Mark Fleischman, who presided over the raucous, drug-crazed denouement of the celebrity-studded Manhattan disco Studio 54 in the early 1980s, died on Wednesday in Switzerland. He was 82.
His wife, Mimi, said the cause was assisted suicide.
Since 2016, Mr. Fleishman had been hobbled by an unidentified degenerative disease that eventually left him unable to walk or dress himself and impaired his speech. He died in a clinic near Zurich operated by Dignitas, a nonprofit organization that helps people suffering from terminal illnesses or severe physical conditions end their lives.
“At 82, I decided, why keep it a secret? I am not afraid of anything. Not even death,” he said in an interview with The New York Post last month in which he described his decision to go to Dignitas.
“I am taking a gentle way out,” he said.
Mr. Fleischman, a hotelier and restaurateur, bought Studio 54 from its founders, the former college classmates Steve Rubell and Ian Schrager, who had alchemized sex, drugs and celebrity to transform a former television studio on West 54th Street into a legendary disco. They opened it in 1977 and ran it until 1980, when they were convicted and imprisoned for tax evasion and Mr. Fleischman took over.
“The reality is that I was thoroughly seduced by the idea of controlling the world’s most important nightclub,” Mr. Fleischman wrote in a memoir, “Inside Studio 54” (2017), “and I proceeded headlong and recklessly toward that end.”
“I became the owner of Studio 54 in 1980,” he wrote, “and from the very first night we opened, in 1981, I was swept up in a world of celebrities, drugs, power and sex. Studio 54 was part of a journey that I was meant to take and one that nearly killed me.”
Three years after reopening the disco, with the onset of AIDS and the influx of crack cocaine, the novelty was wearing thin and Mr. Fleischman, the self-described “ringleader” of the all-night circus, was worn out. He checked himself into the Betty Ford Center in Rancho Mirage, Calif., for drug rehab and sold the club in 1984. (The new owners shuttered it two years later.)

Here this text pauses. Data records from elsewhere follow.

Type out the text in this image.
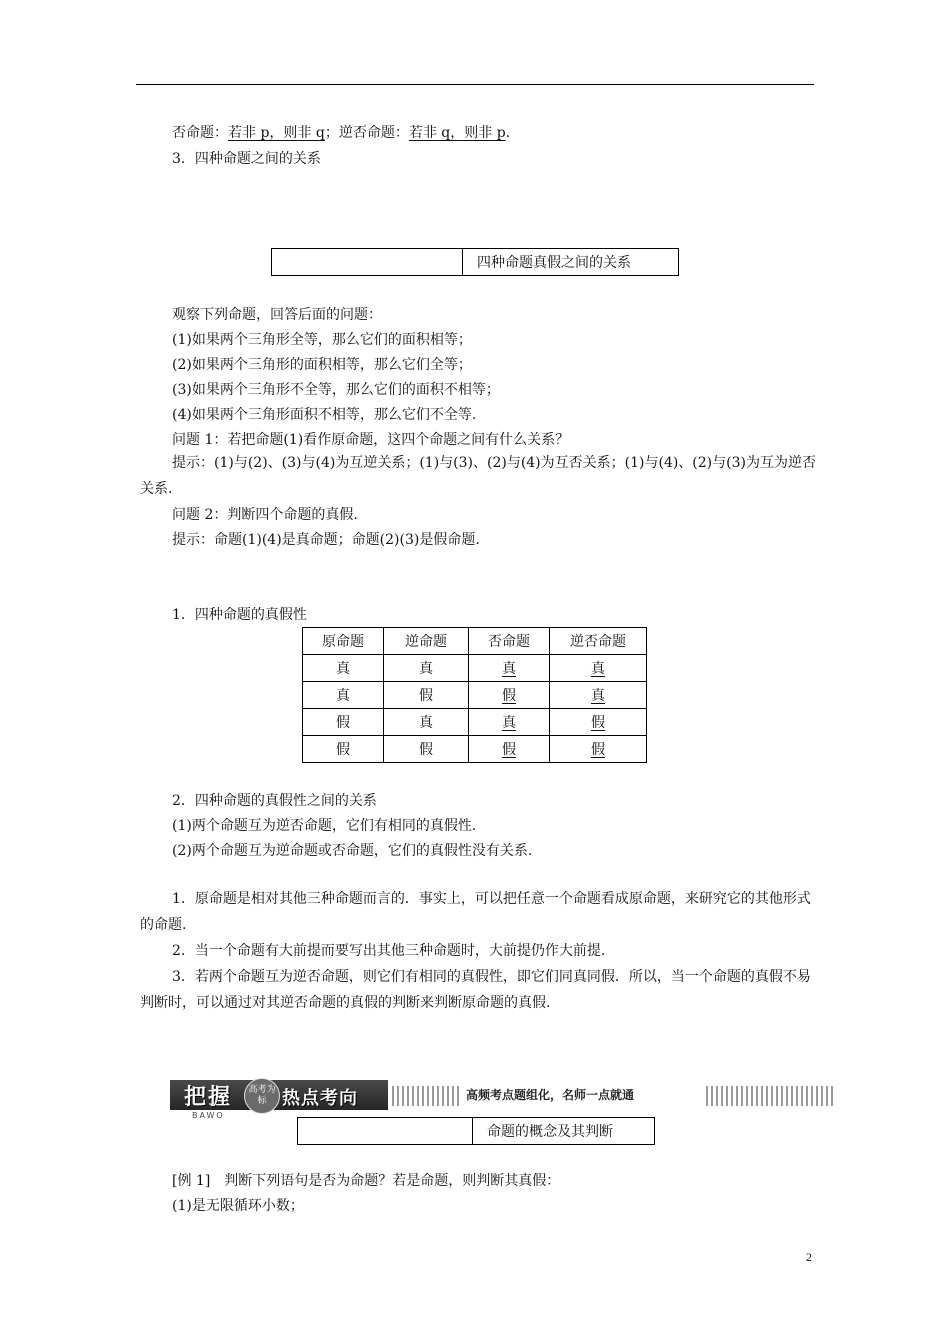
否命题：若非 p，则非 q；逆否命题：若非 q，则非 p.
3．四种命题之间的关系
四种命题真假之间的关系
观察下列命题，回答后面的问题：
(1)如果两个三角形全等，那么它们的面积相等；
(2)如果两个三角形的面积相等，那么它们全等；
(3)如果两个三角形不全等，那么它们的面积不相等；
(4)如果两个三角形面积不相等，那么它们不全等.
问题 1：若把命题(1)看作原命题，这四个命题之间有什么关系？
提示：(1)与(2)、(3)与(4)为互逆关系；(1)与(3)、(2)与(4)为互否关系；(1)与(4)、(2)与(3)为互为逆否关系.
问题 2：判断四个命题的真假.
提示：命题(1)(4)是真命题；命题(2)(3)是假命题.
1．四种命题的真假性
原命题	逆命题	否命题	逆否命题
真	真	真	真
真	假	假	真
假	真	真	假
假	假	假	假
2．四种命题的真假性之间的关系
(1)两个命题互为逆否命题，它们有相同的真假性.
(2)两个命题互为逆命题或否命题，它们的真假性没有关系.
1．原命题是相对其他三种命题而言的．事实上，可以把任意一个命题看成原命题，来研究它的其他形式的命题.
2．当一个命题有大前提而要写出其他三种命题时，大前提仍作大前提.
3．若两个命题互为逆否命题，则它们有相同的真假性，即它们同真同假．所以，当一个命题的真假不易判断时，可以通过对其逆否命题的真假的判断来判断原命题的真假.
把握	高考为标 热点考向
BAWO
高频考点题组化，名师一点就通
命题的概念及其判断
[例 1]　判断下列语句是否为命题？若是命题，则判断其真假：
(1)是无限循环小数；
2
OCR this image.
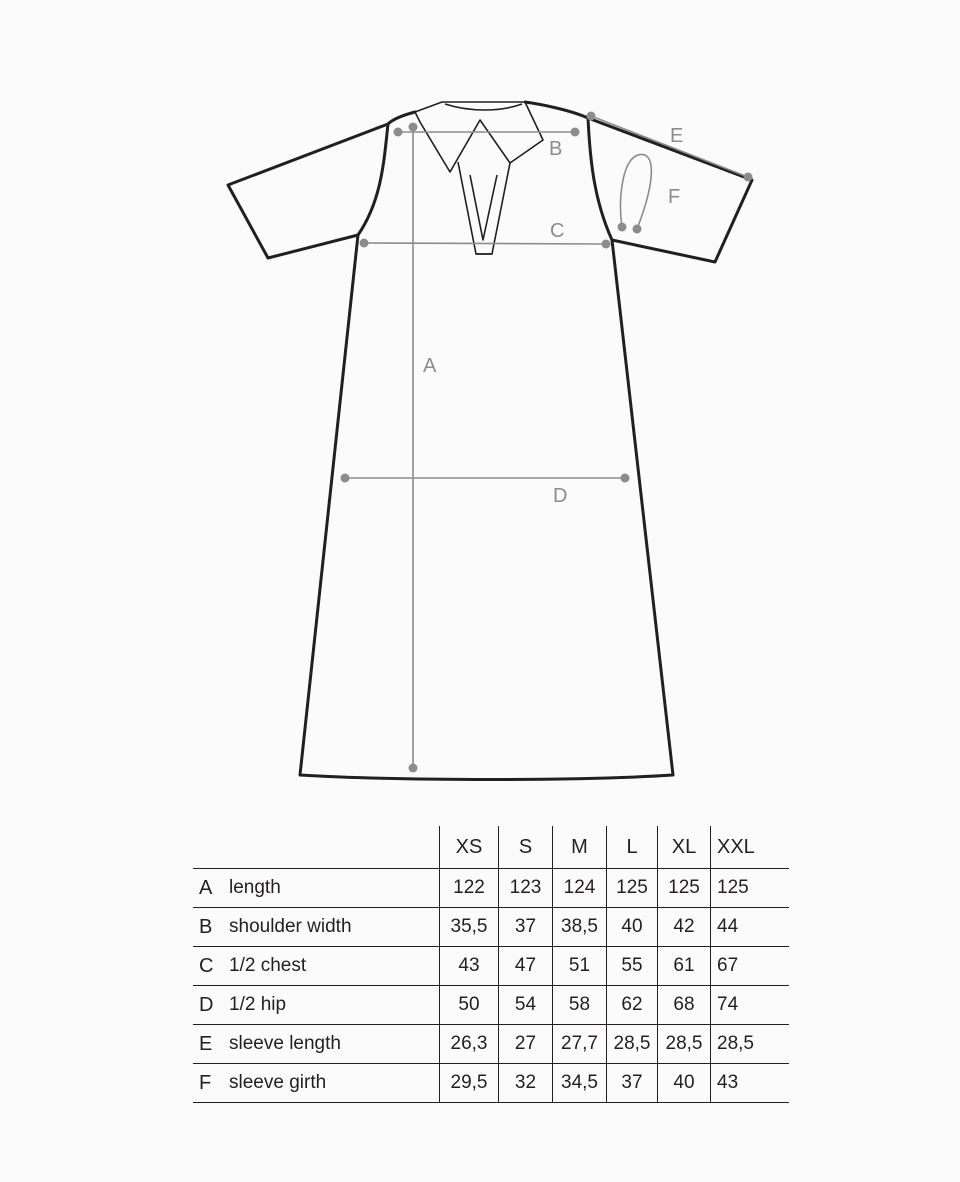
A
B
C
D
E
F
		XS	S	M	L	XL	XXL
A	length	122	123	124	125	125	125
B	shoulder width	35,5	37	38,5	40	42	44
C	1/2 chest	43	47	51	55	61	67
D	1/2 hip	50	54	58	62	68	74
E	sleeve length	26,3	27	27,7	28,5	28,5	28,5
F	sleeve girth	29,5	32	34,5	37	40	43
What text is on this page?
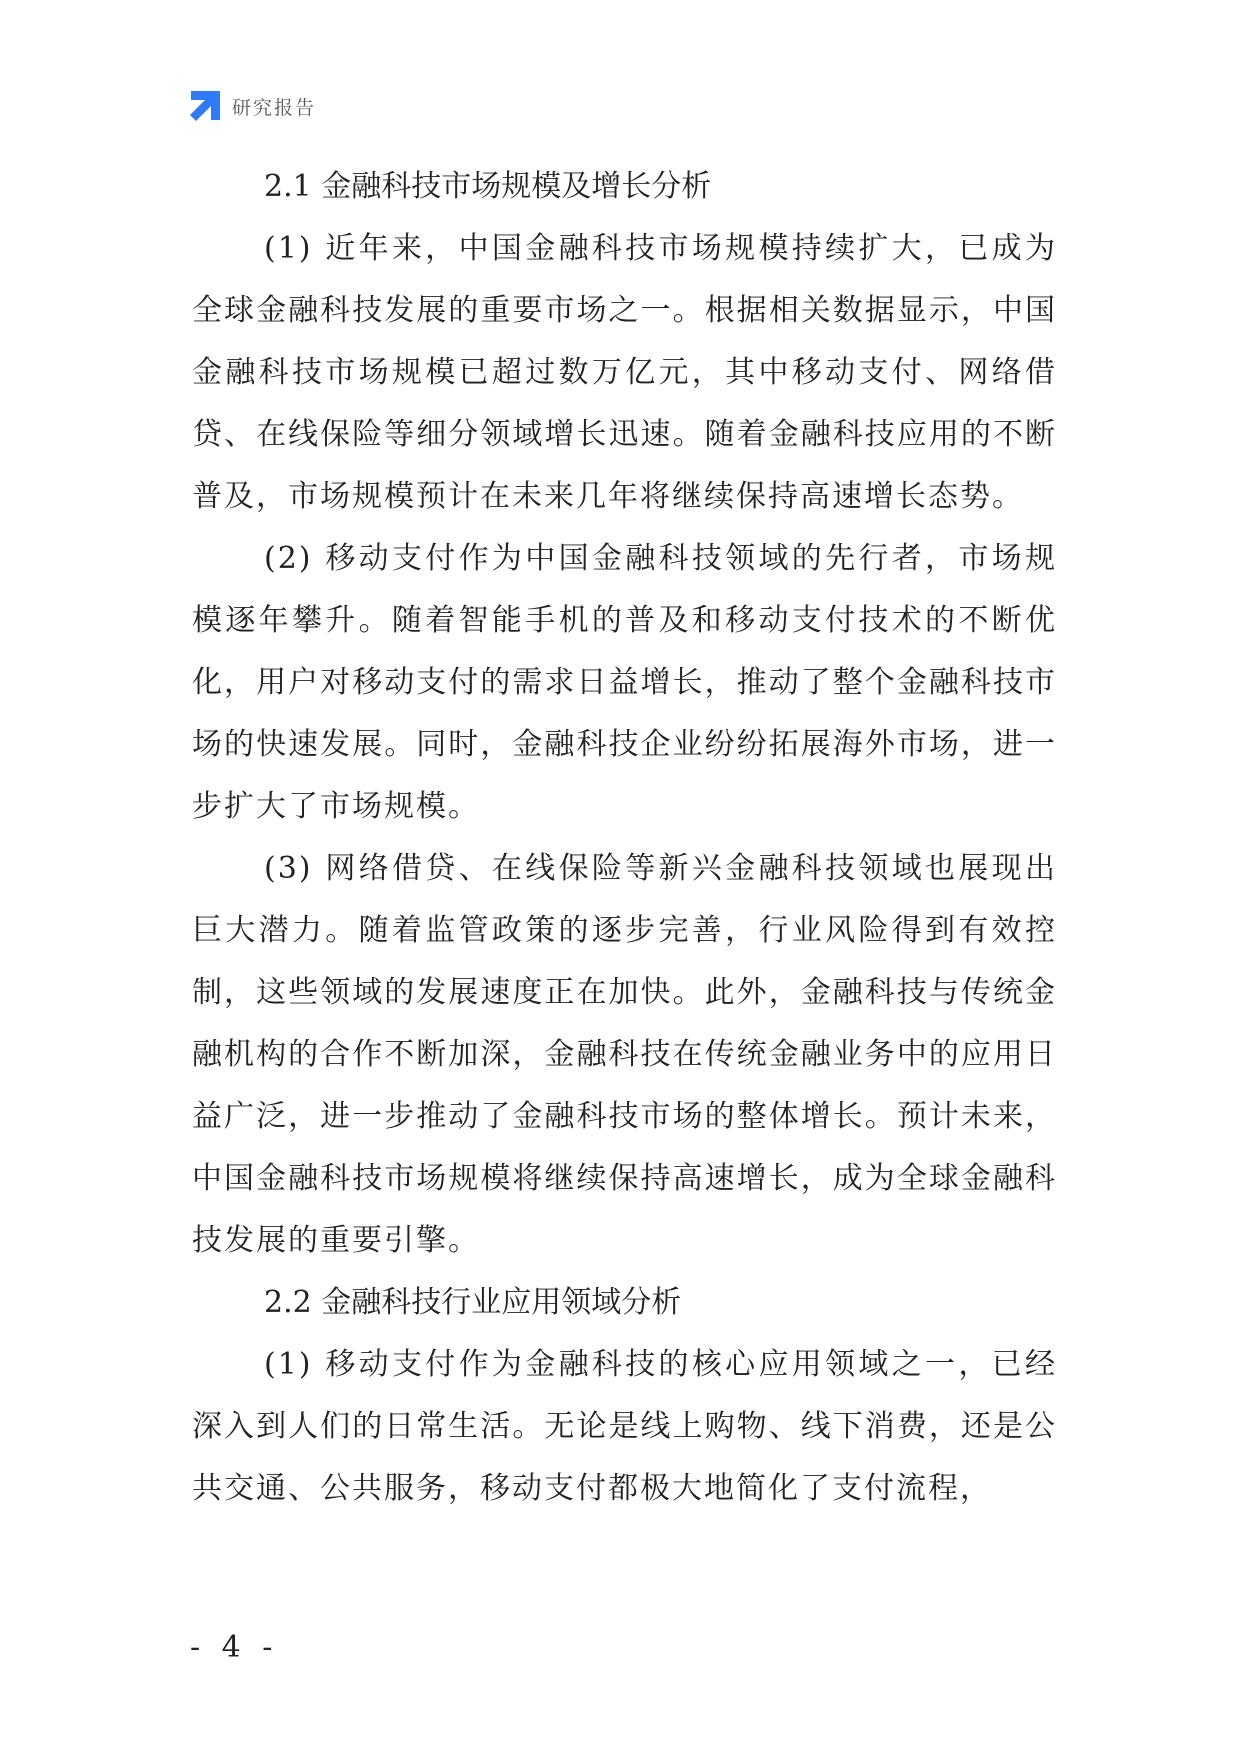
研究报告
2.1 金融科技市场规模及增长分析

(1) 近年来，中国金融科技市场规模持续扩大，已成为全球金融科技发展的重要市场之一。根据相关数据显示，中国金融科技市场规模已超过数万亿元，其中移动支付、网络借贷、在线保险等细分领域增长迅速。随着金融科技应用的不断普及，市场规模预计在未来几年将继续保持高速增长态势。

(2) 移动支付作为中国金融科技领域的先行者，市场规模逐年攀升。随着智能手机的普及和移动支付技术的不断优化，用户对移动支付的需求日益增长，推动了整个金融科技市场的快速发展。同时，金融科技企业纷纷拓展海外市场，进一步扩大了市场规模。

(3) 网络借贷、在线保险等新兴金融科技领域也展现出巨大潜力。随着监管政策的逐步完善，行业风险得到有效控制，这些领域的发展速度正在加快。此外，金融科技与传统金融机构的合作不断加深，金融科技在传统金融业务中的应用日益广泛，进一步推动了金融科技市场的整体增长。预计未来，中国金融科技市场规模将继续保持高速增长，成为全球金融科技发展的重要引擎。

2.2 金融科技行业应用领域分析

(1) 移动支付作为金融科技的核心应用领域之一，已经深入到人们的日常生活。无论是线上购物、线下消费，还是公共交通、公共服务，移动支付都极大地简化了支付流程，

- 4 -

Mark Harvey Fleischman was born on Feb. 1, 1940, in Manhattan and grew up in Great Neck, on Long Island. His father, Martin, a Romanian immigrant, was a furrier and hotelier. His mother, Sylvia (Zausner) Fleischman, was a homemaker.
Mark was 10 when his parents took him to the Copacabana nightclub in Manhattan. “It colored my world forever,” he wrote.
After graduating from Great Neck High School, he earned a degree from Cornell University’s School of Hotel Administration in 1962. He served two years in the Navy managing an officers’ club and, with a loan from his father, bought the Forest Hills Inn, a historic early-20th-century hotel in Queens.
He also operated the Manhattan restaurants A Quiet Little Table in the Corner and Robata, as well as ski resorts in Vermont.
Mr. Fleischman later opened Tatou, a supper club in Manhattan, whose success led him to establish branches in Los Angeles, Las Vegas, Tokyo and Aspen, Colo.
He subsequently moved to California. He and Daniel Fitzgerald operated the Century Club (a disco with multiple restaurants) in Los Angeles beginning in the 1990s; later, with his wife, he opened a number of fitness clubs. The couple lived in Marina Del Ray, Calif.
In addition to his wife, Mr. Fleischman is survived by a daughter, Hilary, from his first marriage; two stepchildren, Adam and Juliet; and a grandson. His first marriage, to Laurie Lister, ended in divorce.